Comment réagit la classe politique ?

Le leader de La France insoumise (LFI), Jean-Luc Mélenchon, a fustigé la "stupéfiante déclaration de militaires s'arrogeant le droit d'appeler leur collègue d'active à une intervention contre les islamogauchistes". Le fondateur de Générations, Benoît Hamon, a dénoncé sur Twitter l'absence de réaction du Premier ministre Jean Castex et du président Macron. "Des militaires appellent à une chasse aux sorcières, à une éradication, à défendre des 'valeurs civilisationnelles' à rebours de la République, ça finit sur une menace de guerre civile, Le Pen salue ces apprentis factieux et ? Rien. On se réveille?", a renchéri le député LFI Eric Coquerel. Ce lundi, Jean-Luc Mélenchon et les parlementaires de La France insoumise ont demandé au procureur de Paris "d'engager des poursuites" contre les auteurs et diffuseurs de la tribune.

A droite, le député LR Guillaume Larrivé a jugé que cet "appel grandiloquent" de Marine Le Pen "démontre, une nouvelle fois, son incapacité à diriger l'Etat et à commander les armées de la République française" : "Un chef de parti démocratique ne saurait appeler des militaires à s'engager dans un combat politique". 

Comment réagit le gouvernement ?

Cette tribune "est une insulte jetée à la figure de milliers de militaires", a réagi ce lundi Florence Parly, ministre des Armées, sur franceinfo. Une tribune qui a fait "bondir" Florence Parly. "Les militaires ont évidemment le droit d'avoir des opinions, mais il existe un devoir de réserve. Je ne partage en rien les opinions proférées par ces généraux à la retraite et qui appellent à une sorte d'insurrection, du moins, attise un climat de division", explique la ministre. Elle se dit surtout "choquée" par l'appel de Marine Le Pen qui a proposé aux militaires de la rejoindre.

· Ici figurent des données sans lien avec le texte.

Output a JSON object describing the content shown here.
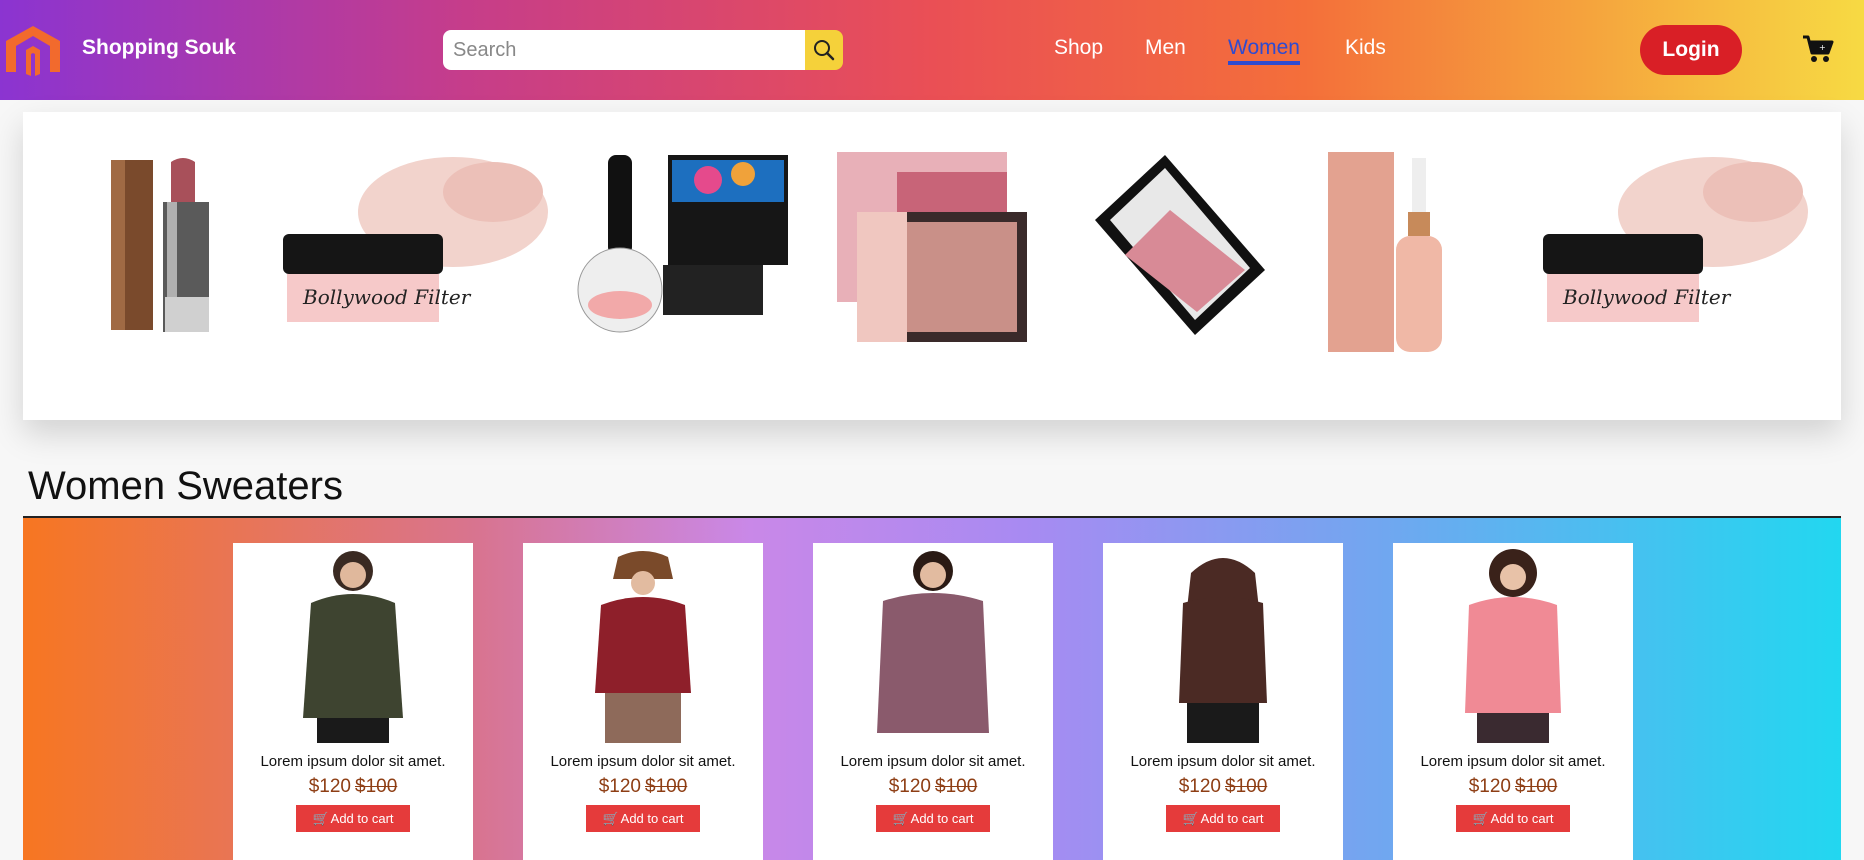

Déjà dimanche, elle avait fustigé un texte "irresponsable", alors que "les armées ne sont pas là pour faire campagne mais pour défendre la France"

La ministre Agnès Pannier-Runacher a également condamné la tribune. "Soixante ans jour pour jour après le putsch des généraux contre le général de Gaulle, tout cela n'est pas gratuit (...) Le masque tombe, le vernis craque, Marine Le Pen c'est l'extrême droite et c'est très exactement le même schéma qu'il y a 60 ans", a-t-elle estimé sur franceinfo.  

Le numéro deux du RN, Jordan Bardella, a assuré lundi sur Cnews que Marine Le Pen n'avait pas sollicité cette tribune et a dénoncé la réaction d'un gouvernement qui "passe son temps à accuser les uns et les autres de récupération, de politisation, souvent pour se dédouaner de sa propre responsabilité" dans le fait que "la paix civile est aujourd'hui menacée dans un certain nombre de quartiers"

Des sanctions ?

Et la ministre des Armées ne comptent pas en rester là. "Les généraux à la retraite sont astreints à un devoir de réserve. C'est dans le statut des militaires. Et d'ailleurs, il y a déjà eu pour l'un de ces signataires des sanctions qui ont été prises, puisque l'un d'entre eux a été radié des armées [en 2016 pour avoir participé à une manifestation anti-migrants]. Pour les militaires qui ont enfreint le devoir de réserve, des sanctions sont prévues et s'il y a des militaires actifs parmi les signataires, j'ai demandé au chef d'Etat-major des Armées d'appliquer les règles qui sont prévues dans le statut des militaires, c'est-à-dire des sanctions, car ce sont des actions qui sont inacceptables." "Le recensement en cours et les sanctions tomberont", a-t-elle précisé.